Left ventricular (LV) diastolic dysfunction is associated with the pathophysiology of heart failure with preserved ejection fraction (HFpEF) and contributes importantly to exercise intolerance that results in a reduced quality of life (QOL) in HFpEF patients. Experimental studies have shown that aldosterone plays a role in the genesis of myocardial hypertrophy and fibrosis, thereby enhancing LV diastolic dysfunction, and that aldosterone antagonists (mineralocorticoid receptor antagonists [MRAs]) prevents myocardial hypertrophy and fibrosis. Although the effects of MRAs on LV diastolic function, exercise capacity, and QOL in HFpEF patients have been examined in randomized clinical trials (RCTs), results are inconsistent due partly to limited power with small sample sizes. We aimed to conduct a meta-analysis of RCTs on the effects of MRAs on LV diastolic function, exercise capacity, and QOL in HFpEF patients. The search of electronic databases identified 6 studies including 755 HFpEF patients.

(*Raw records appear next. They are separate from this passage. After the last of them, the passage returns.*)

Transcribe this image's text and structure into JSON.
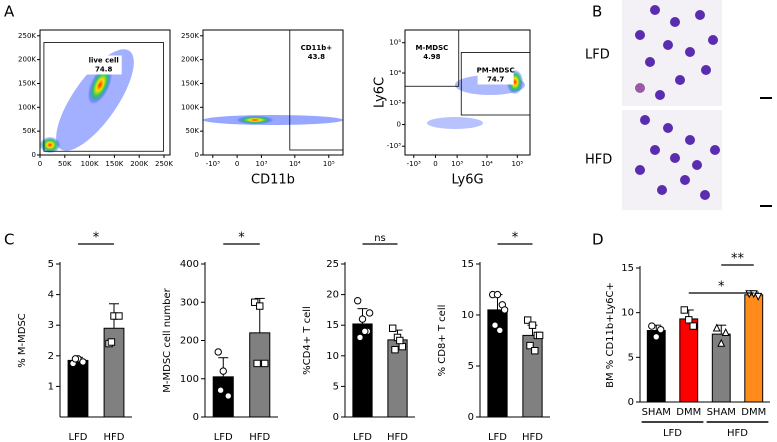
{
  "chart_data": [
    {
      "type": "flow",
      "panel": "A",
      "xscale": "linear",
      "yscale": "linear",
      "xlim": [
        0,
        262144
      ],
      "ylim": [
        0,
        262144
      ],
      "xticks": [
        0,
        {
          "value": 50000,
          "label": "50K"
        },
        {
          "value": 100000,
          "label": "100K"
        },
        {
          "value": 150000,
          "label": "150K"
        },
        {
          "value": 200000,
          "label": "200K"
        },
        {
          "value": 250000,
          "label": "250K"
        }
      ],
      "yticks": [
        0,
        {
          "value": 50000,
          "label": "50K"
        },
        {
          "value": 100000,
          "label": "100K"
        },
        {
          "value": 150000,
          "label": "150K"
        },
        {
          "value": 200000,
          "label": "200K"
        },
        {
          "value": 250000,
          "label": "250K"
        }
      ],
      "gates": [
        {
          "name": "live cell",
          "value": 74.8
        }
      ]
    },
    {
      "type": "flow",
      "xlabel": "CD11b",
      "xscale": "biexponential",
      "yscale": "linear",
      "xlim": [
        -2000,
        262144
      ],
      "ylim": [
        0,
        262144
      ],
      "xticks": [
        {
          "value": -1000,
          "label": "-10³"
        },
        0,
        {
          "value": 1000,
          "label": "10³"
        },
        {
          "value": 10000,
          "label": "10⁴"
        },
        {
          "value": 100000,
          "label": "10⁵"
        }
      ],
      "yticks": [
        0,
        {
          "value": 50000,
          "label": "50K"
        },
        {
          "value": 100000,
          "label": "100K"
        },
        {
          "value": 150000,
          "label": "150K"
        },
        {
          "value": 200000,
          "label": "200K"
        },
        {
          "value": 250000,
          "label": "250K"
        }
      ],
      "gates": [
        {
          "name": "CD11b+",
          "value": 43.8
        }
      ]
    },
    {
      "type": "flow",
      "xlabel": "Ly6G",
      "ylabel": "Ly6C",
      "xscale": "biexponential",
      "yscale": "biexponential",
      "xlim": [
        -2000,
        262144
      ],
      "ylim": [
        -2000,
        262144
      ],
      "xticks": [
        {
          "value": -1000,
          "label": "-10³"
        },
        0,
        {
          "value": 1000,
          "label": "10³"
        },
        {
          "value": 10000,
          "label": "10⁴"
        },
        {
          "value": 100000,
          "label": "10⁵"
        }
      ],
      "yticks": [
        {
          "value": -1000,
          "label": "-10³"
        },
        0,
        {
          "value": 1000,
          "label": "10³"
        },
        {
          "value": 10000,
          "label": "10⁴"
        },
        {
          "value": 100000,
          "label": "10⁵"
        }
      ],
      "gates": [
        {
          "name": "M-MDSC",
          "value": 4.98
        },
        {
          "name": "PM-MDSC",
          "value": 74.7
        }
      ]
    },
    {
      "type": "image",
      "panel": "B",
      "labels": [
        "LFD",
        "HFD"
      ]
    },
    {
      "type": "bar",
      "panel": "C",
      "ylabel": "% M-MDSC",
      "categories": [
        "LFD",
        "HFD"
      ],
      "values": [
        1.85,
        2.9
      ],
      "errors": [
        0.1,
        0.8
      ],
      "colors": [
        "#000000",
        "#808080"
      ],
      "markers": [
        "circle",
        "square"
      ],
      "points": [
        [
          1.75,
          1.9,
          1.8,
          1.9
        ],
        [
          2.4,
          3.3,
          3.3,
          2.45
        ]
      ],
      "ylim": [
        0,
        5
      ],
      "yticks": [
        1,
        2,
        3,
        4,
        5
      ],
      "significance": [
        {
          "label": "*",
          "between": [
            0,
            1
          ]
        }
      ]
    },
    {
      "type": "bar",
      "ylabel": "M-MDSC cell number",
      "categories": [
        "LFD",
        "HFD"
      ],
      "values": [
        105,
        220
      ],
      "errors": [
        50,
        90
      ],
      "colors": [
        "#000000",
        "#808080"
      ],
      "markers": [
        "circle",
        "square"
      ],
      "points": [
        [
          170,
          120,
          55,
          70
        ],
        [
          300,
          290,
          140,
          140
        ]
      ],
      "ylim": [
        0,
        400
      ],
      "yticks": [
        0,
        100,
        200,
        300,
        400
      ],
      "significance": [
        {
          "label": "*",
          "between": [
            0,
            1
          ]
        }
      ]
    },
    {
      "type": "bar",
      "ylabel": "%CD4+ T cell",
      "categories": [
        "LFD",
        "HFD"
      ],
      "values": [
        15.2,
        12.6
      ],
      "errors": [
        2.5,
        1.6
      ],
      "colors": [
        "#000000",
        "#808080"
      ],
      "markers": [
        "circle",
        "square"
      ],
      "points": [
        [
          19,
          16,
          14,
          13,
          14,
          17
        ],
        [
          14.5,
          13,
          11.5,
          11,
          12.5
        ]
      ],
      "ylim": [
        0,
        25
      ],
      "yticks": [
        0,
        5,
        10,
        15,
        20,
        25
      ],
      "significance": [
        {
          "label": "ns",
          "between": [
            0,
            1
          ]
        }
      ]
    },
    {
      "type": "bar",
      "ylabel": "% CD8+ T cell",
      "categories": [
        "LFD",
        "HFD"
      ],
      "values": [
        10.5,
        8
      ],
      "errors": [
        1.5,
        1
      ],
      "colors": [
        "#000000",
        "#808080"
      ],
      "markers": [
        "circle",
        "square"
      ],
      "points": [
        [
          12,
          12,
          11,
          9,
          8.5,
          10.5
        ],
        [
          9.5,
          9,
          8,
          7,
          6.5,
          8
        ]
      ],
      "ylim": [
        0,
        15
      ],
      "yticks": [
        0,
        5,
        10,
        15
      ],
      "significance": [
        {
          "label": "*",
          "between": [
            0,
            1
          ]
        }
      ]
    },
    {
      "type": "bar",
      "panel": "D",
      "ylabel": "BM % CD11b+Ly6C+",
      "categories": [
        "SHAM",
        "DMM",
        "SHAM",
        "DMM"
      ],
      "groups": [
        "LFD",
        "HFD"
      ],
      "values": [
        8,
        9.3,
        7.6,
        12
      ],
      "errors": [
        0.6,
        1,
        1,
        0.3
      ],
      "colors": [
        "#000000",
        "#ff0000",
        "#808080",
        "#ff8c1a"
      ],
      "markers": [
        "circle",
        "square",
        "triangle",
        "triangle-down"
      ],
      "points": [
        [
          8.5,
          7.3,
          8.1
        ],
        [
          10.3,
          9.2,
          8.5
        ],
        [
          8.3,
          6.6,
          7.8
        ],
        [
          12.1,
          12.1,
          11.8
        ]
      ],
      "ylim": [
        0,
        15
      ],
      "yticks": [
        0,
        5,
        10,
        15
      ],
      "significance": [
        {
          "label": "*",
          "between": [
            1,
            3
          ]
        },
        {
          "label": "**",
          "between": [
            2,
            3
          ]
        }
      ]
    }
  ]
}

In the pooled analysis, MRAs increased early diastolic mitral annular velocity (weighted mean difference [95% CI] = 0.455 [0.232–0.679] cm/s; Pfix < 0.001) and decreased the ratio of early diastolic mitral inflow to annular velocities (− 1.474 [− 2.073 to − 0.875]; Pfix < 0.001) compared with control. There was no significant difference in change of peak exercise oxygen uptake, 6-minute walking distance, or QOL questionnaire scores between MRA and control group. In conclusion, our meta-analysis showed that MRAs improved LV diastolic function in HFpEF patients. However, the observed improvement in LV diastolic function with the use of MRAs did not translate into improved exercise capacity or QOL in these patients.